Por otra parte, hay elementos singulares que justifican la enorme atención que estas elecciones han despertado. Alemania ha cometido dos gravísimos errores políticos cuyas consecuencias sufrirán los alemanes, y de paso los europeos, durante mucho tiempo.

El primero fue la estrecha relación con Rusia, en la idea absurda de que una comunidad de intereses adormecería los instintos imperialistas rusos. Una expresión no menor de esa política fue la generación de una dependencia energética respecto del gas ruso. Una garantía de que la industria, el fundamento del estado de bienestar alemán, dispondría de un suministro barato. El vínculo tenía como agravante el disponer de un acceso directo, por lo que Rusia podría amedrentar a bálticos y polacos sin incomodar el bienestar alemán. Se advirtió por activa y por pasiva a los dirigentes de Berlín del riesgo que estaban corriendo. El gobierno español les ofreció la conexión con nuestra propia red de gasoductos para disponer de una garantía de suministro, propuesta que fue recibida con cierto desprecio.

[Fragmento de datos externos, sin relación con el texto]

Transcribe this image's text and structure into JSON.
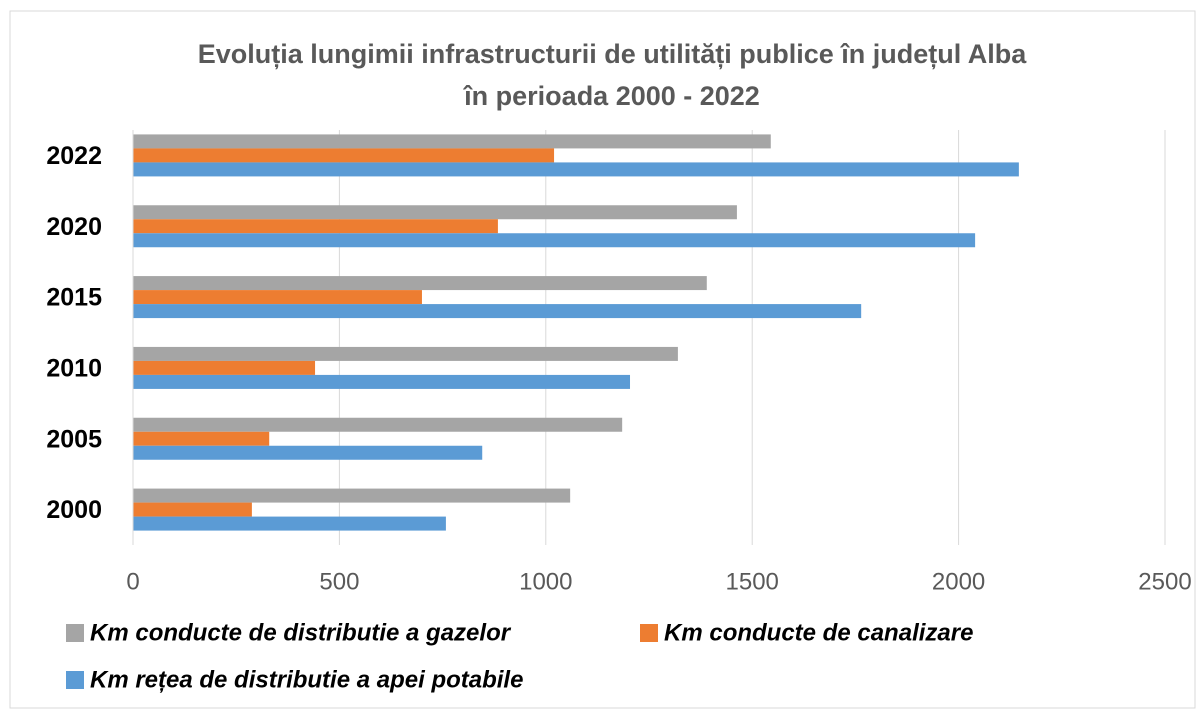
{
  "chart_data": {
    "type": "hbar",
    "title": [
      "Evoluția lungimii infrastructurii de utilități publice în județul Alba",
      "în perioada 2000 - 2022"
    ],
    "categories": [
      "2022",
      "2020",
      "2015",
      "2010",
      "2005",
      "2000"
    ],
    "series": [
      {
        "name": "Km conducte de distributie a gazelor",
        "color": "#a5a5a5",
        "values": [
          1545,
          1463,
          1390,
          1320,
          1185,
          1059
        ]
      },
      {
        "name": "Km conducte de canalizare",
        "color": "#ed7d31",
        "values": [
          1020,
          884,
          700,
          441,
          330,
          288
        ]
      },
      {
        "name": "Km rețea de distributie a apei potabile",
        "color": "#5b9bd5",
        "values": [
          2146,
          2040,
          1764,
          1204,
          846,
          758
        ]
      }
    ],
    "xlim": [
      0,
      2500
    ],
    "xticks": [
      0,
      500,
      1000,
      1500,
      2000,
      2500
    ],
    "grid": true,
    "legend": "bottom"
  }
}
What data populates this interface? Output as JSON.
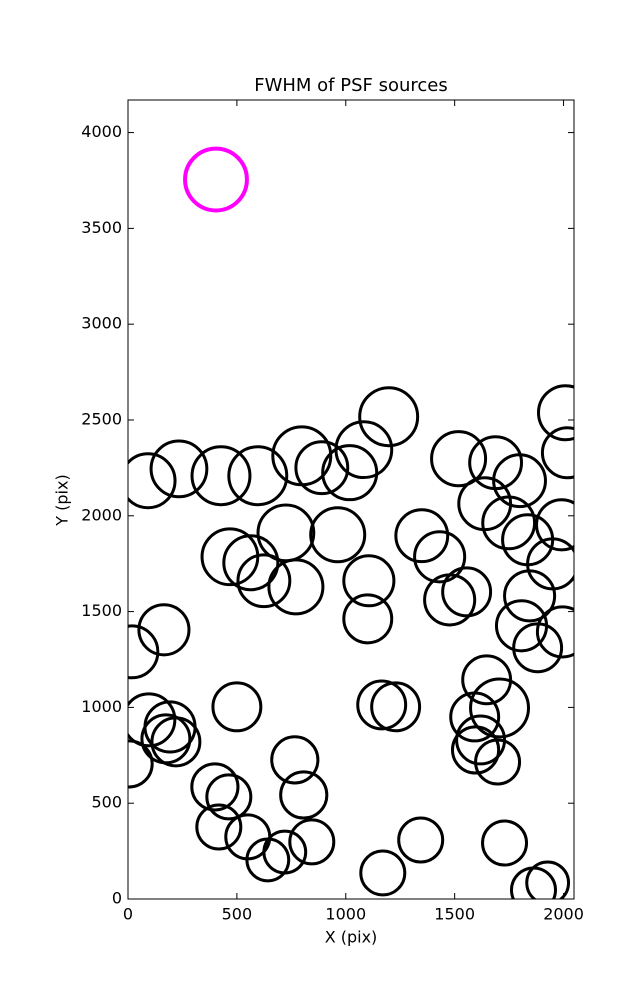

El segundo error fue la política inmigratoria. En este caso, Alemania se sumaba a otros estados nórdicos que en distintos momentos habían adoptado posiciones enormemente generosas en este terreno. El resultado para todos ellos ha sido, más o menos, el mismo: fracaso parcial de la integración, alto coste presupuestario, dificultades en la convivencia, violencia…

Los alemanes culpan hoy a sus dirigentes del alto coste de la vida, debido en buena medida al precio de la energía, y de haber puesto en peligro la vida en comunidad con una política inmigratoria irresponsable. En buena lógica castigan a los partidos que consideran responsables y buscan en otros nuevos una alternativa para hacer viable aquello a lo que aspiran. El actual gobierno tripartido —socialdemócratas, liberales y verdes— es un desastre sin paliativos. Las diferencias entre ellos han impedido lograr la coherencia mínima para sustentar una política creíble y eficaz. Tratan de aguantar en el poder porque sus expectativas electorales son pésimas, como se ha podido comprobar en Turingia y Sajonia.

Turingia y Sajonia formaron parte de la República Democrática. Como el resto de los estados alemanes (lander) que quedaron bajo control comunista, vivieron un proceso de unificación complejo y, para muchos, decepcionante. Una parte de esa población se considera injustamente tratada. Es, por lo tanto, terreno abonado para experiencias radicales. Si en un principio la formación continuadora de los comunistas orientales había consolidado una posición de relieve, las nuevas circunstancias parecen haberla desbordado. El nuevo discurso apunta a un rechazo a la inmigración, una dura crítica a la Unión Europea, el abandono de la defensa de Ucrania y un renovado entendimiento con Rusia a costa de los estados eslavos. Hay una vuelta a una visión estrictamente alemana sobre su futuro, enraizada en la historia y despectiva con el legado del proceso de integración continental. Los resultados del pasado domingo no son extrapolables al conjunto de Alemania, pero marcan una tendencia a tener muy en cuenta.

La Unión Europea es el medio del que disponemos para afrontar los retos de este nuevo tiempo. El liderazgo alemán no es una opción, sino una necesidad. Es la nación más poblada y con la economía más poderosa. Su papel es fundamental en la dirección de los asuntos continentales. Una Alemania dividida en la que buena parte de la población cuestiona la propia Unión no puede ejercer ese papel. Más aún, se convertiría en un obstáculo. En realidad, en otro obstáculo que se suma a una Francia sin gobierno, a una España en crisis constitucional…

Ni Turingia ni Sajonia son muy representativos de la Europa de nuestros días, pero los resultados de sus recientes elecciones son esclarecedores para aquellos que quieran entender el futuro de Europa.